The report notes that condo studios were the only housing type to record a Canada-wide annual decline in asking rents during May.

Meanwhile, purpose-built studios experienced the fastest annual growth of 17.8 per cent in May.

Purpose-built units are those in properties that are built specifically for rental or long-term tenancy and usually include amenities such as fitness areas, swimming pools, and communal spaces.

The report also notes that Quebec was the only province to record a month-over-month decline in apartment rents in May, down 0.6 per cent from April to an average of $1,999.

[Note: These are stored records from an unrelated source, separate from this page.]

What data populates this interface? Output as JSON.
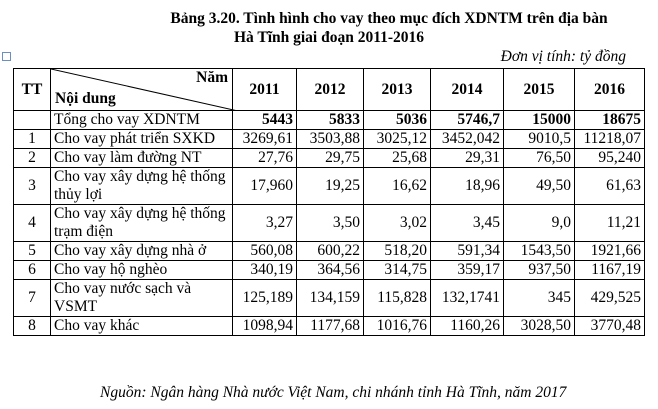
{
  "title_line1": "Bảng 3.20. Tình hình cho vay theo mục đích XDNTM trên địa bàn",
  "title_line2": "Hà Tĩnh giai đoạn 2011-2016",
  "unit": "Đơn vị tính: tỷ đồng",
  "header": {
    "tt": "TT",
    "year_label": "Năm",
    "content_label": "Nội dung",
    "years": [
      "2011",
      "2012",
      "2013",
      "2014",
      "2015",
      "2016"
    ]
  },
  "total": {
    "label": "Tổng cho vay XDNTM",
    "values": [
      "5443",
      "5833",
      "5036",
      "5746,7",
      "15000",
      "18675"
    ]
  },
  "rows": [
    {
      "tt": "1",
      "label": "Cho vay phát triển SXKD",
      "values": [
        "3269,61",
        "3503,88",
        "3025,12",
        "3452,042",
        "9010,5",
        "11218,07"
      ]
    },
    {
      "tt": "2",
      "label": "Cho vay làm đường NT",
      "values": [
        "27,76",
        "29,75",
        "25,68",
        "29,31",
        "76,50",
        "95,240"
      ]
    },
    {
      "tt": "3",
      "label": "Cho vay xây dựng hệ thống thủy lợi",
      "values": [
        "17,960",
        "19,25",
        "16,62",
        "18,96",
        "49,50",
        "61,63"
      ]
    },
    {
      "tt": "4",
      "label": "Cho vay xây dựng hệ thống trạm điện",
      "values": [
        "3,27",
        "3,50",
        "3,02",
        "3,45",
        "9,0",
        "11,21"
      ]
    },
    {
      "tt": "5",
      "label": "Cho vay xây dựng nhà ở",
      "values": [
        "560,08",
        "600,22",
        "518,20",
        "591,34",
        "1543,50",
        "1921,66"
      ]
    },
    {
      "tt": "6",
      "label": "Cho vay hộ nghèo",
      "values": [
        "340,19",
        "364,56",
        "314,75",
        "359,17",
        "937,50",
        "1167,19"
      ]
    },
    {
      "tt": "7",
      "label": "Cho vay nước sạch và VSMT",
      "values": [
        "125,189",
        "134,159",
        "115,828",
        "132,1741",
        "345",
        "429,525"
      ]
    },
    {
      "tt": "8",
      "label": "Cho vay khác",
      "values": [
        "1098,94",
        "1177,68",
        "1016,76",
        "1160,26",
        "3028,50",
        "3770,48"
      ]
    }
  ],
  "source": "Nguồn: Ngân hàng Nhà nước Việt Nam, chi nhánh tỉnh Hà Tĩnh, năm 2017"
}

Meanwhile, apartment rents in Nova Scotia (+17.1 per cent), Alberta (+17.5 per cent), and Saskatchewan (+21.4 per cent) rose significantly.

Topping the list as most expensive (of the 35 cities in the report) are: Vancouver, BC; Burnaby, BC; Toronto, ON; Mississauga, ON; and North York, ON.

The most affordable (of the 35 cities in the report) are: St. John’s, NL; Fort McMurray, AB; Saskatoon, SK; Regina, SK; and Quebec City, QC.


Other Hamilton-area cities included in the analysis are Burlington, Brantford, St. Catharines, and Niagara Falls.

Burlington ranks as the 7th most expensive one-bedroom unit rent with an average of $2,196, Brantford is the 18th most expensive at $1,800, St. Catharines is the 25th most expensive at $1,680, and Niagara Falls is the 26th most expensive at $1,616.


The data used in the Rentals.ca analysis is based on monthly listings from the Rentals.ca Network of Internet Listings Services (ILS). 

The rankings and report are written by real estate research firm Urbanation.

The data differs from the numbers collected and published by the Canada Mortgage Housing Corporation (CMHC).

The Rentals.ca Network of ILS’s data covers both the primary and secondary rental markets and includes basement apartments, rental apartments, condominium apartments, townhouses, semi-detached houses, and single-detached houses.

The report’s writers say that CMHC rental rates are reflective of what the average household spends on rental housing and not the current market rents for vacant units.